Ophelia strengthens some far out in Atlantic

Ophelia strengthens some far out in Atlantic

Could western Europe be the next land area afflicted by a powerhouse storm this terrible hurricane season?

Ophelia is likely to be the 10th straight Atlantic named storm to become a hurricane.

The storm is moving east at 3 miles per hour, the National Hurricane Center said in an update Wednesday afternoon. This means the storm isn't moving from east to west, like most Atlantic hurricanes.

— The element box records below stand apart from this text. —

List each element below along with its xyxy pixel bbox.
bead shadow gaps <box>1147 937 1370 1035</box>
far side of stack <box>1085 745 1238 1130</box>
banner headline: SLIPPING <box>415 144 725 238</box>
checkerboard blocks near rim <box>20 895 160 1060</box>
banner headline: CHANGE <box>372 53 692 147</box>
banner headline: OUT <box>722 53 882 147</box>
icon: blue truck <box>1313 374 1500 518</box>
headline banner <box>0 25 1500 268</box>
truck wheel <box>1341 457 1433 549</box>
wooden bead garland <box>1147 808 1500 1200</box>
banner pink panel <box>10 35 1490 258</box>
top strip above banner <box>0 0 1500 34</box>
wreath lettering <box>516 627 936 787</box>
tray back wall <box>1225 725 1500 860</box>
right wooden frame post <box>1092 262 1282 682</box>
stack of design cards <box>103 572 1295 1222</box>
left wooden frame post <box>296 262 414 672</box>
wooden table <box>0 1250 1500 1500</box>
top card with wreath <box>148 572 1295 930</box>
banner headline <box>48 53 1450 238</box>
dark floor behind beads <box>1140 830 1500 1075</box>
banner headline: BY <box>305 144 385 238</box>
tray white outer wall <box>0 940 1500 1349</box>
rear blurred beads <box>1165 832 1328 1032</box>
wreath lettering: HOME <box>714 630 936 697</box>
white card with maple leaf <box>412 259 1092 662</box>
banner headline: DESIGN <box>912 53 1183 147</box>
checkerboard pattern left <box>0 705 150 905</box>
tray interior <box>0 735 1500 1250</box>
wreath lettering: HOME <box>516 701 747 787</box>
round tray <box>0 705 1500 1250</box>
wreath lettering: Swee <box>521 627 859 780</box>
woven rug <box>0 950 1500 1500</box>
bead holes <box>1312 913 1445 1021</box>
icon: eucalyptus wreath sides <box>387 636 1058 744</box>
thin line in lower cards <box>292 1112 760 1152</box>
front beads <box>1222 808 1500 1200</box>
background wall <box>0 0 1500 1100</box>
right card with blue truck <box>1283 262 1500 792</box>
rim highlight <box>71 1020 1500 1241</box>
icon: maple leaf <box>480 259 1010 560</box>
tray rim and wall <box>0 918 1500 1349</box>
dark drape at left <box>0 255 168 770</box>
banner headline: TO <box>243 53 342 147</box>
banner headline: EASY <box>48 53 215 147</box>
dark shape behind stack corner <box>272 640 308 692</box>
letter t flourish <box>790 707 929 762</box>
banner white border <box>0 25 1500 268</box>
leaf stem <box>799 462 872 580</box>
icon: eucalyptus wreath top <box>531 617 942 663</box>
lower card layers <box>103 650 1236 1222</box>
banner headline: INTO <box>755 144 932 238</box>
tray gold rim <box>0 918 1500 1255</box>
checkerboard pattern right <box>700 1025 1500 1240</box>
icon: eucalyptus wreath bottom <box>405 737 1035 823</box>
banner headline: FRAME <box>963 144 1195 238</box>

Hurricanes have wrought havoc to the Caribbean and U.S. Southeast and Gulf Coasts in 2017.

Tropical Storm Ophelia has strengthened a little far out in the eastern Atlantic, still forecast to become a hurricane later in the week. This has not happened in 124 years, or since 1893. Ophelia will then run into an approaching deep-layer trough that will make the hurricane accelerate toward the northeast.

The other disclaimer about tropical cyclones before satellites were routinely used to examine the entire tropical Atlantic Basin in 1966 is that some tropical storms - even hurricanes - may have been missed that could have influenced any streaks, especially in the 19th century.

After it has hit Portugal, the remnants of Ophelia could bring strong winds to the UK.

"This is a relatively unusual track for a hurricane to take, but it's not unheard of", said UK Met Office forecaster Aiden McGivern in a video.

Ophelia has been upgraded from a tropical storm to a hurricane. Only 15 known hurricanes have passed within 200 nautical miles of the Azores since 1851.

The current forecast has Ophelia becoming subtropical before it reaches the Iberian Peninsula.